The judge said an essential aspect of any successful democracy was its commitment to protect deliberative dialogue. Citizens manifest their equality not only by refraining from interfering with the freedom of expression of others, he said, they also do so by sustaining the conditions conducive for free communication.
Justice Chandrachud said the Constitution was a commitment to a deliberation that incorporates the diverse views of all stakeholders concerned, including those who do not support a proposed law.
“The fine balance between majoritarianism and liberal democratic governance is marked by constitutional principles wedded to the rule of law, the guarantee of individual freedoms and ensuring freedom from discrimination. A democracy welded to the ideal of reason and deliberation ensures that minority opinions are not strangulated and ensures that every outcome is not a result merely of numbers but of shared consensus,” he said.
“Democracy then is judged not just by the institutions that formally exist but by the extent to which different voices from diverse sections of the people can actually be heard, respected and accounted for. The great threat to pluralism is the suppression of difference and the silencing of popular and unpopular voices offering alternative or opposing views. Suppression of intellect is the suppression of the conscience of the nation.”

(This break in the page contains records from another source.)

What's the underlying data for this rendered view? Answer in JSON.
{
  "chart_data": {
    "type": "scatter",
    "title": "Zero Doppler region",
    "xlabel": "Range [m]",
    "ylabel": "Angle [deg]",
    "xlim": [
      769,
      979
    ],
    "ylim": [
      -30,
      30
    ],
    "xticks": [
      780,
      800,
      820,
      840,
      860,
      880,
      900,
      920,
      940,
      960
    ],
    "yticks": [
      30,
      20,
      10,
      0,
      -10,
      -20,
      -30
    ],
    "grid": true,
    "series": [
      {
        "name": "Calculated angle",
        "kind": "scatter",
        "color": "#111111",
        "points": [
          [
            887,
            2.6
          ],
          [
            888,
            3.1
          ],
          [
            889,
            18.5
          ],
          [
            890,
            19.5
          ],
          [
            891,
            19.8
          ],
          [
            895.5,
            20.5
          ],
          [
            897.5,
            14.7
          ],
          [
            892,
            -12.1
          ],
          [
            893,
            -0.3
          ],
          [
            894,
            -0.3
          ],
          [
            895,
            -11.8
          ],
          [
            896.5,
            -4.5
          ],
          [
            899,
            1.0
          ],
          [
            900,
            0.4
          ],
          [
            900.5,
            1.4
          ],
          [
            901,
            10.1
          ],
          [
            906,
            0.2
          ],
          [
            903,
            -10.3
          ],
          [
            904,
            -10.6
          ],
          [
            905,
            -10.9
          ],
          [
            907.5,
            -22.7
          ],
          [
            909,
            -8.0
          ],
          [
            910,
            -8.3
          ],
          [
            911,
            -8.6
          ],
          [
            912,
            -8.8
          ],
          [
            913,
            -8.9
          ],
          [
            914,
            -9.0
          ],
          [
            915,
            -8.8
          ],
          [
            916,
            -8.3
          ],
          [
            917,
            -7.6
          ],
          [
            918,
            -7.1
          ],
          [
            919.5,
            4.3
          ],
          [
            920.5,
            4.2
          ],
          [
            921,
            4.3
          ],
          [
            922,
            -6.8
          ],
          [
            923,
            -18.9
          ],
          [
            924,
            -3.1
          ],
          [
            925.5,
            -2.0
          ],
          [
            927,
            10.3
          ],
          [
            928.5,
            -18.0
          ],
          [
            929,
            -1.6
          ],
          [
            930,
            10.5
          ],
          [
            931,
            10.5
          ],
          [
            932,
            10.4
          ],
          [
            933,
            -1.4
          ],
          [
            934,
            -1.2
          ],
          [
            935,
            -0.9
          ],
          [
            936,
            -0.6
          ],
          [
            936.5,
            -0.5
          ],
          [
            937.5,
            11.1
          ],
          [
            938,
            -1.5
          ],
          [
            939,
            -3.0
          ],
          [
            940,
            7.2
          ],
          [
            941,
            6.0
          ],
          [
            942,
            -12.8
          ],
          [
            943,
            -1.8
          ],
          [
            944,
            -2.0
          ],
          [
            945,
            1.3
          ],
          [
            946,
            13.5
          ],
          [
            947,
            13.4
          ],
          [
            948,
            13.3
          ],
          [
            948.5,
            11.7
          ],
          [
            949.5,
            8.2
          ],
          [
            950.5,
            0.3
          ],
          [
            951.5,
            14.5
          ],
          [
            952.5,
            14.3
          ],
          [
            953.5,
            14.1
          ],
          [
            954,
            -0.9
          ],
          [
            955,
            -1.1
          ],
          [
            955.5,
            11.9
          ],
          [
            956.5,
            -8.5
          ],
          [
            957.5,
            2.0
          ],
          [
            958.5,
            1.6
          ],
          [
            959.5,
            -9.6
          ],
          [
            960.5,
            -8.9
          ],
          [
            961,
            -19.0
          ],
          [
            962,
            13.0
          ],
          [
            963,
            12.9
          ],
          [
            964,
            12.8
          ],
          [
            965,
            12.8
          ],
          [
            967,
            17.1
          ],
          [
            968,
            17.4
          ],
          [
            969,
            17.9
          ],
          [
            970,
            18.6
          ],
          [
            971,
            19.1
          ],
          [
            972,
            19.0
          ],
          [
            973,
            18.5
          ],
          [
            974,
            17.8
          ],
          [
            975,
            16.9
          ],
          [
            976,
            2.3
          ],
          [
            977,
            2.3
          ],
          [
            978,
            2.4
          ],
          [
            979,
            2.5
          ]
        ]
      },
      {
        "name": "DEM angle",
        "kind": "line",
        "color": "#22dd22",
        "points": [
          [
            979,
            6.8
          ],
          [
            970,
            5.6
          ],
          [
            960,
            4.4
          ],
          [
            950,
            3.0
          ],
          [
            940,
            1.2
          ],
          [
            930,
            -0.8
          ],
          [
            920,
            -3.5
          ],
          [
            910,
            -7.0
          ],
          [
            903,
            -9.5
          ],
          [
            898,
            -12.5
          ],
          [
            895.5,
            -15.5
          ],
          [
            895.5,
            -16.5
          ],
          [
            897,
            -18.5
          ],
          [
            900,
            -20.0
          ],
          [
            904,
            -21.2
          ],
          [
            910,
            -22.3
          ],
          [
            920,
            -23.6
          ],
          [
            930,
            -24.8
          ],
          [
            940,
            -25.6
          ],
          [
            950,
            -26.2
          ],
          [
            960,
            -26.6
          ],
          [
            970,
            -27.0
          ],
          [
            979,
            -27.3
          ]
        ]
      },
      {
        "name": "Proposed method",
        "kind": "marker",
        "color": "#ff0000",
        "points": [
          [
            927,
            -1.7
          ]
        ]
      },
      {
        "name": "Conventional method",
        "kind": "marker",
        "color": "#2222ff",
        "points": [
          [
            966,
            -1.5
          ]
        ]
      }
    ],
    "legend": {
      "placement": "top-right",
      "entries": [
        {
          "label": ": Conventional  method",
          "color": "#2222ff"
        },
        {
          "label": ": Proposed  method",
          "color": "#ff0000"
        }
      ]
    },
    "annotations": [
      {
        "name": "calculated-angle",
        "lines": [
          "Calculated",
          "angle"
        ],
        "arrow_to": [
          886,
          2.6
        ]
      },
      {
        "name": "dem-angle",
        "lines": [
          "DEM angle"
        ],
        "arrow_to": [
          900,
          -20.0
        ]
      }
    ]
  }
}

Justice Chandrachud said a united India was not one characterised by a single identity devoid of its rich plurality, both of cultures and of values. National unity denotes a shared culture of values and a commitment to the fundamental ideals of the Constitution in which all individuals are guaranteed not just the fundamental rights but also conditions for their free and safe exercise.
“The nation’s continued survival shows us that our desire for a shared pursuit of happiness outweighs the differences in the colour of our skin, the languages we speak or the name we give the Almighty,” the judge said.
“These are but the hues that make India and, taking a step back, we see how altogether they form a kaleidoscope of human compassion and love surpassing any singular, static vision of India. Pluralism is not the toleration of diversity; it is its celebration.”